Human fetal livers, between 18 and 20 weeks of gestation, were obtained commercially from Advanced Biological Resources (ABR, Alameda, CA). Detailed methods for the isolation of HpB have previously been described 26. Briefly, liver tissue was enzymatically digested at 37°C using collagenase type IV (Worthington Biochemical Corporation, Lake Wood, NJ) and deoxyribonuclease (Roche Life Sciences, Mannheim, Germany). Following digestion, nonparenchymal cells were separated from the parenchymal cell fraction by density gradient centrifugation using Histopaque‐1077 (Sigma‐Aldrich, St. Louis, MO). HpB (present in the lower fraction) were re‐suspended in Kubota's hepatoblast growth medium (KM) (PhoenixSongs Biologicals, Branford, CT), and plated on Collagen‐IV (5 μg/cm2) (Sigma‐Aldrich, St. Louis, MO) and Laminin (1 μg/cm2) (BD Biosciences, Sparks, MD) coated 15‐cm culture plates and incubated at 37°C as previously described 10. The upper fraction containing fetal liver stromal cells (LvSt) was plated in gelatin‐coated tissue culture flasks in mesenchymal stem cell growth media (MSCGM) (Lonza, Walkersville, MD). Culture plates containing the different cell fractions were washed on the next day to remove nonadherent cells, and were then maintained in KM (HpB) or MSCGM (LvSt), respectively, for up to 7 days. The cells were cultured and expanded, and flow cytometric analysis demonstrated that LvSt displayed markers characteristic of a perivascular mesenchymal cell/pericyte population that we and others have identified in several different organs 27, including CD146, CD105, CXCL12, CD90, and CD44.

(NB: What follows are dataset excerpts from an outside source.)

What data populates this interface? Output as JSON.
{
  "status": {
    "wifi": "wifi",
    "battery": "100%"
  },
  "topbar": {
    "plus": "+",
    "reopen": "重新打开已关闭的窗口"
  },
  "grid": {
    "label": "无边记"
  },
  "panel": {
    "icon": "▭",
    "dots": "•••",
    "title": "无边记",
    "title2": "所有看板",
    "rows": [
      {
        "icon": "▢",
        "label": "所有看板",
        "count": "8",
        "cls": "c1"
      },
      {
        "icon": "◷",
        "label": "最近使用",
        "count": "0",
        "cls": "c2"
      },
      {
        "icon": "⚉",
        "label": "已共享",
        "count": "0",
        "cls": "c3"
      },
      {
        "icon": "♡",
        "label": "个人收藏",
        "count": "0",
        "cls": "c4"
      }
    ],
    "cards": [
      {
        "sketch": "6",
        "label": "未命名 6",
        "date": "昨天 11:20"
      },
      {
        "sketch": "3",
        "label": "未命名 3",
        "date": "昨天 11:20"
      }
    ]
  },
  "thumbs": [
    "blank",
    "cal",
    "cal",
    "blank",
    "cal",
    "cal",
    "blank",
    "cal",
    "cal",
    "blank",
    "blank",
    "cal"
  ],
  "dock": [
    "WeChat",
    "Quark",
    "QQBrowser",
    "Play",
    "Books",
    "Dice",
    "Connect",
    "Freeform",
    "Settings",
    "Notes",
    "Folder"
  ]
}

Isolation and Culture of Adult BM‐Derived Stromal Progenitor Cells/Pericytes

Heparinized human BM was obtained from healthy donors after informed consent according to guidelines from the Office of Human Research Protection at Wake Forest University Health Sciences. Low‐density BM mononuclear cells (BMNC) were separated by Ficoll density gradient (1.077 g/ml Sigma‐Aldrich, St. Louis, MO) centrifugation and washed twice in Iscove's modified Dulbecco's medium (Invitrogen, Carlsbad, CA). BMNC were first enriched for the Stro‐1+ fraction using a Stro‐1 antibody (R&D Systems, Minneapolis, MN) and magnetic bead cell sorting (Miltenyi Biotec, Inc., Auburn, CA). Stro‐1+ cells were expanded in vitro at 37°C in 5% CO2 humidified air, in MSCGM, using Fibronectin‐coated tissue culture flasks. At a confluence of 60%–75%, cells were detached with 0.25% trypsin (Invitrogen Corp., Carlsbad, CA) for 3–5 minutes at 37°C. Trypsin was neutralized with media containing 10% fetal bovine serum (Thermo Fisher Scientific, Grand Island, NY), and cells were passaged at a 1:3 ratio into gelatin‐coated tissue culture flasks in MSCGM. Characterization by flow cytometry, and by functional studies, demonstrated that these cells displayed markers characteristic of BM‐derived mesenchymal cells/pericytes, including CD105, CD146, CXCL12, CD90, CD44, and CD29, and that they were able to undergo trilineage differentiation into adipocytes, cartilage, and bone 28.

Culture of HpB, LvSt, and Bone Marrow‐Derived Stromal Progenitor Cells on 3D‐ECM Disks and on Tissue Culture Plates (2D)

Bone marrow‐derived stromal progenitor cells (BMSPC) and LvSt were detached from culture plates using Trypsin‐EDTA (Sigma‐Aldrich, Grand Island, NY), while HpB were harvested using collagenase IV (Worthington Biochemical Corporation, Lake Wood, NJ). Sterilized 3D‐ECM disks in 48‐well plates were incubated with either MSCGM or KM for 30–45 minutes prior to cell seeding, and were then air‐dried under sterile conditions. Cells were resuspended in the appropriate seeding medium and slowly pipetted onto the top of each disk, and incubated for about an hour at 37°C to allow cells to attach to the disks before adding appropriate culture medium. Identical numbers of BMSPC or LvSt (2 ± 0.5 × 105) were seeded in 3D‐ECM disks and in 2D gelatin‐coated 48‐well plates. HpB (2 ± 0.9 × 105) were seeded onto collagen IV‐ and laminin‐coated 48‐well tissue culture plates. Three days after seeding, stromal cells in 3D and 2D cultures were inactivated by treatment with 25 µg/ml Mitomycin‐C (Sigma‐Aldrich, St. Louis, MO) for 30 minutes at 37°C. After inactivation, cells in 2D and 3D cultures were extensively washed with PBS to remove any residual Mitomycin‐C.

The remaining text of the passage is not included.